Introduction:
Impetigo is a bacterial infection that involves the superficial skin. The most common presentation is yellowish crusts on the face, arms, or legs. Less commonly there may be large blisters which affect the groin or armpits. The lesions may be painful or itchy. Fever is uncommon.
Signs and Symptoms:
Contagious impetigo
It is also called nonbullous impetigo and is the most common form of impetigo. It often begins as a red sore near the nose or mouth which soon breaks, leaking pus or fluid, and forms a honey-colored scab, followed by a red mark which heals without leaving a scar. Touching or scratching the sores may spread the infection to other body parts and may also result in skin ulcers with redness and scarring. Sores can be itchy but are rarely painful. Swollen lymph nodes occur in the affected areas.
Bullous impetigo
It is mainly seen in children younger than 2 years, involves painless, fluid-filled blisters, mostly on the arms, legs, and trunk, surrounded by red and itchy (but not sore) skin. The blisters may be large or small. After they break, they form yellow scabs.
Ecthyma
It produces painful fluid- or pus-filled sores with redness of skin. Ecthyma is the nonbullous form of impetigo which is usually on the arms and legs and becomes ulcers that penetrate the dermis. Hard, thick, gray-yellow scabs are formed when they break and sometimes leaves scars. Ecthyma can also result in swollen lymph nodes in the affected area.
Pathogenesis:
It is typically due to either Staphylococcus aureus or Streptococcus pyogenes.
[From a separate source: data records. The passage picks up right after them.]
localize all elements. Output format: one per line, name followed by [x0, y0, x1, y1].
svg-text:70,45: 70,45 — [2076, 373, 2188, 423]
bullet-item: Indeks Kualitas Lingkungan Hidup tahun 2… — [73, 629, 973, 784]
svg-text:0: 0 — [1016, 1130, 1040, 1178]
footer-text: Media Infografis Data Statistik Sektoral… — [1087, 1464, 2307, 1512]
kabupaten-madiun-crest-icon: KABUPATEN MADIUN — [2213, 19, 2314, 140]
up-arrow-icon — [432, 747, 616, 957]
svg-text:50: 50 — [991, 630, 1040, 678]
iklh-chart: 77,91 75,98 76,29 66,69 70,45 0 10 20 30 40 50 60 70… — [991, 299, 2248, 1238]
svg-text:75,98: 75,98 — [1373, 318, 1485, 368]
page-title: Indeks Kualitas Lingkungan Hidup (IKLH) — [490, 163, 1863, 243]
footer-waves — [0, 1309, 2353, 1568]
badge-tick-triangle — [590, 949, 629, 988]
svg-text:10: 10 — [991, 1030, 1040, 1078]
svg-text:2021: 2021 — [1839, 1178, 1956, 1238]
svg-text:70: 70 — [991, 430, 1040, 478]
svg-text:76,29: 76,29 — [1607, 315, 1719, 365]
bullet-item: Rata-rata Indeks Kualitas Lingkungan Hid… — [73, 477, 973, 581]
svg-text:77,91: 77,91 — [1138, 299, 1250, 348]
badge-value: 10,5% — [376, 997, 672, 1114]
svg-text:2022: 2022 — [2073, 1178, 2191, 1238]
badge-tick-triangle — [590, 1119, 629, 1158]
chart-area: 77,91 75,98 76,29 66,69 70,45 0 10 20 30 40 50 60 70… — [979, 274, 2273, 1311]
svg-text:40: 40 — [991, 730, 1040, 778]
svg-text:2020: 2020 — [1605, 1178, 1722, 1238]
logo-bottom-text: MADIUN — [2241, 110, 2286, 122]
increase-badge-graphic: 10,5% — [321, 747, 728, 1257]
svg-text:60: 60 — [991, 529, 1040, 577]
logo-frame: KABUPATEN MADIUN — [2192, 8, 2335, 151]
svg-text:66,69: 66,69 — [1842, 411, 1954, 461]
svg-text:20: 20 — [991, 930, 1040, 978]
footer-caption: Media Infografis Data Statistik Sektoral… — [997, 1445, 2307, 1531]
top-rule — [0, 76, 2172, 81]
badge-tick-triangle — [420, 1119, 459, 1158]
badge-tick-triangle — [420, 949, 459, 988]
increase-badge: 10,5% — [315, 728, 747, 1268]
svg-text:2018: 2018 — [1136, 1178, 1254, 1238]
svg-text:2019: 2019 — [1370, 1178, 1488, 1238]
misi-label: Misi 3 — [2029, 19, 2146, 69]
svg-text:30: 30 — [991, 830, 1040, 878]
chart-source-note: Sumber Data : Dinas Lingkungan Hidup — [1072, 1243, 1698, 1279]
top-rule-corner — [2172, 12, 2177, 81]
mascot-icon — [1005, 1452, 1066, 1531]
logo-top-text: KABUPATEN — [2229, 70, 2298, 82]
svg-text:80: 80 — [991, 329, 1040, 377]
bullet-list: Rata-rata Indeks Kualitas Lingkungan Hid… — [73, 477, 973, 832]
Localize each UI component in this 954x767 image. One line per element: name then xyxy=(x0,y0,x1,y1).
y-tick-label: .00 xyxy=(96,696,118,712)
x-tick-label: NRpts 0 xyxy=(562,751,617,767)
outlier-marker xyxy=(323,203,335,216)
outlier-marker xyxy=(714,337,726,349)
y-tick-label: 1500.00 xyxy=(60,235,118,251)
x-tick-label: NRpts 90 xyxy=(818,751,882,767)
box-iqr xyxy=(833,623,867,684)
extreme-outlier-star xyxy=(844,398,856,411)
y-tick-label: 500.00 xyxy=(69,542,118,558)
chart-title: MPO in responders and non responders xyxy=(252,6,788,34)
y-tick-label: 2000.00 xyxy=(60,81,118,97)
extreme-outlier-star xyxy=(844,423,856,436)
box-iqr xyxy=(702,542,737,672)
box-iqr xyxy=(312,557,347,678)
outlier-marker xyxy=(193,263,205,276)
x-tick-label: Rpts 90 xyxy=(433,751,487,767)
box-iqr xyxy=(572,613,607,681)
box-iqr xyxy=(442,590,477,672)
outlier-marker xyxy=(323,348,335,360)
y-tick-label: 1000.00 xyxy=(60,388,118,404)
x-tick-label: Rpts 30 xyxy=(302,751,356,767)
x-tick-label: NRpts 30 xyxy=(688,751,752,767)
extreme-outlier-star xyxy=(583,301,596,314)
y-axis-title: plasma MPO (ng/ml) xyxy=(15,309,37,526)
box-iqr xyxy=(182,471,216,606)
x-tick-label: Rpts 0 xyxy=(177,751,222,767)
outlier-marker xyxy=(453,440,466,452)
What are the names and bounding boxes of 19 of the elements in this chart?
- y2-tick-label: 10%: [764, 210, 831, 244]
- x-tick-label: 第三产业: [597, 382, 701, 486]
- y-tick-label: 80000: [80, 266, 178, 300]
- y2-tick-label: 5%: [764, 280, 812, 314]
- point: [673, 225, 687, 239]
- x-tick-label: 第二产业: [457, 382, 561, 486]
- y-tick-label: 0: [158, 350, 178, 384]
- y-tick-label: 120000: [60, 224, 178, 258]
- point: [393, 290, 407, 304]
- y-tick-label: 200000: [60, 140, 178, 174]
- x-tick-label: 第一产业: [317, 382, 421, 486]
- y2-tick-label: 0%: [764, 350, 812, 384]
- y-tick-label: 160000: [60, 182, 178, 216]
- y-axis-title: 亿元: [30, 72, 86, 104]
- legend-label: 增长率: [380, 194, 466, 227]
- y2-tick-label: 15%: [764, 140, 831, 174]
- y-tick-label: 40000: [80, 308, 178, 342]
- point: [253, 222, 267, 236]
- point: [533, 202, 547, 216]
Risk factors include attending day care, crowding, poor nutrition, diabetes mellitus, contact sports, and breaks in the skin such as from mosquito bites, eczema, scabies, or herpes. With contact it can spread around or between people.
Epidemiology:
Impetigo affected about 140 million people (2% of the world population) in 2010. It can occur at any age, but is most common in young children. In some places the condition is also known as "school sores".
Prognosis:
Without treatment people typically get better within three weeks. Complications may include cellulitis or poststreptococcal glomerulonephritis.